Marketing Seminar(2018-12)
Topic:Information, Adaptation Costs and Bidding Behavior in Online Labor Markets
Speaker:Xiaolin Li, Assistant Professor of Marketing, University of Texas at Dallas
Time:Monday, 2 July, 13:30-15:00
Location:Room 216, Guanghua Building 2
Abstract:
Online labor marketplaces are characterized by incomplete contracts, either due to inherent uncertainty surrounding these contracts or due to poor design. This incompleteness places an enormous burden on sellers to anticipate the ex post adaptations in contract specifications. Despite the prevalence of incompleteness in online contracts no paper has examined how sellers infer the costs associated with adaptation and whether these adaptation costs affect bidding behavior. In this paper, we focus on the role of two types of incompleteness that arise due to poor specification and complexity and ex post adaptation costs on ex ante bidding behavior. Our dataset from an online labor marketplace, in addition to information on bidding behavior contains unique information on ex post contractual outcomes and communication between buyers and sellers.
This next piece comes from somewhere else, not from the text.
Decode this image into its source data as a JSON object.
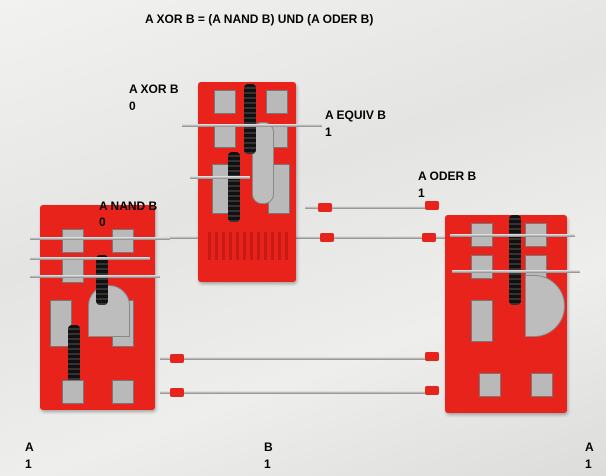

We develop and estimate a structural model of strategic interaction between buyers and sellers in a multi-attribute auction to recover the underlying costs. Our results show evidence for significant adaptation costs in this context primarily due to incompleteness that arises from poor provision of information ex ante.
Introduction:

Xiaolin Li, Assistant Professor at Naveen Jindal School of Management, University of Texas at Dallas. Li's research interest is B2B marketing, and her current portfolio is centered on inter-firm procurement ties and salesforce compensation. Methodologically, she is an empiricist who strives to bring the most appropriate data collection and analysis techniques to bear on the problem at hand. Her current projects employ data collection procedures ranging from archival data, questionnaire surveys, laboratory experiments, to field interventions, while her analysis procedures have ranged from mathematical modeling and regressions, to dynamic, structural micro-econometric methods.